The cleaning supply thing also indicates that some of y’all was nassssty. Hahahah.
They could have changed over equipment that was running similar products to run the Clorox wipes instead. The chemicals shouldn't be that big of a deal to increase production as long as you have the raw materials. I'd think the bigger hurdle is packaging constraints.
 
They could have changed over equipment that was running similar products to run the Clorox wipes instead. The chemicals shouldn't be that big of a deal to increase production as long as you have the raw materials. I'd think the bigger hurdle is packaging constraints.

It's all about 'lean' and 'JIT'. Keep as little safety stock as possible - both in manufacturing and packaging. A lot of these cleaning supply companies shifted from shipping individual cases of product to suppliers to pallets (40+ cases per pallet) of product overnight. That kind of outflow will consume the limited amount of safety stock you have in a heartbeat. The first week of the mass lock-downs, I drove past the Clorox DC up the road and there were trucks (both inbound and outbound) backed up almost a mile down the road waiting to get in. Drove by a week later and it was business as usual there. Haven't been by there since then to see what a 'normal' day looks like now.
 
It's all about 'lean' and 'JIT'. Keep as little safety stock as possible - both in manufacturing and packaging. A lot of these cleaning supply companies shifted from shipping individual cases of product to suppliers to pallets (40+ cases per pallet) of product overnight. That kind of outflow will consume the limited amount of safety stock you have in a heartbeat. The first week of the mass lock-downs, I drove past the Clorox DC up the road and there were trucks (both inbound and outbound) backed up almost a mile down the road waiting to get in. Drove by a week later and it was business as usual there.

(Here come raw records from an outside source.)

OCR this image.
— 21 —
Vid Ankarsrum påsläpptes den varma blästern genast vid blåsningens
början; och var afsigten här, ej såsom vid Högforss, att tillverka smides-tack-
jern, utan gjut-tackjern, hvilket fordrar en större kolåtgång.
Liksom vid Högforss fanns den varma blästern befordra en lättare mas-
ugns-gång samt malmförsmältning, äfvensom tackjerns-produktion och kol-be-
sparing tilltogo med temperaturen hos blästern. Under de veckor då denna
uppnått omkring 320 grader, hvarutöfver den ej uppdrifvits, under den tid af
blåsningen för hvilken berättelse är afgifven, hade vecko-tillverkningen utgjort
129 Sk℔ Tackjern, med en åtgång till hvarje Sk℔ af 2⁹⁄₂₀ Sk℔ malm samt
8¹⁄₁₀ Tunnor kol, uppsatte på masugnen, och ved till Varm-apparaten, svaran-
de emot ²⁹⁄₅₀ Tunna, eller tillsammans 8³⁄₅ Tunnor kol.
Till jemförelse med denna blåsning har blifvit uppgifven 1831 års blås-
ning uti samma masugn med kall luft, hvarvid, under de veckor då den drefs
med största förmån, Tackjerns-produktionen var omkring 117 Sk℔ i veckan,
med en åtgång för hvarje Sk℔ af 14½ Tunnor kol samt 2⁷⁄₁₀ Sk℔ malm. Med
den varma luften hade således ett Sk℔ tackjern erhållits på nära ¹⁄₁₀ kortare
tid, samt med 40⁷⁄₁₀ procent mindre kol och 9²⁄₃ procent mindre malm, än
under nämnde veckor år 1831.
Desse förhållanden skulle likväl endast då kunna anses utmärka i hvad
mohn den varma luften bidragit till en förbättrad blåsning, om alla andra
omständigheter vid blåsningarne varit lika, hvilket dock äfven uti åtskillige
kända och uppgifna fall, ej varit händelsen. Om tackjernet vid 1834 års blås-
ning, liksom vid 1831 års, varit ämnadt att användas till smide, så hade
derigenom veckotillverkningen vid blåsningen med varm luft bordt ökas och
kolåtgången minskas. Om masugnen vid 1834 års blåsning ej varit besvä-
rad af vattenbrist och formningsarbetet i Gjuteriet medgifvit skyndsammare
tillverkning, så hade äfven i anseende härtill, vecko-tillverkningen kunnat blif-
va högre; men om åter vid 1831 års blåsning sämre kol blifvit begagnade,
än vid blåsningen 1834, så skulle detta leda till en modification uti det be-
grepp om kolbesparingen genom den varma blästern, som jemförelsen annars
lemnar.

Haven't been by there since then to see what a 'normal' day looks like now.
Right, shifting over so few chemical production lines might not be a big deal (could be done within a week if there's no special tooling that needs to be made). Coating lines could be tougher unless they had excess capacity there and only needed headcount to operate it.

The suppliers for packaging would be the biggest hurdle, but they may have a similar situation where other product lines went dead and left excess capacity available to pick up the slack for Clorox bottles, etc. Again, machine conversion costs and specialized tooling/molds could be the biggest challenges in order to shift available capacity over. It's also why you generally keep 2-3 qualified suppliers for your main materials in order to help squeeze or extra capacity when one falters.

Wouldn't expect any modern manufacturer to keep tons of cash tied up in safety stock and taking up precious warehouse floorspace.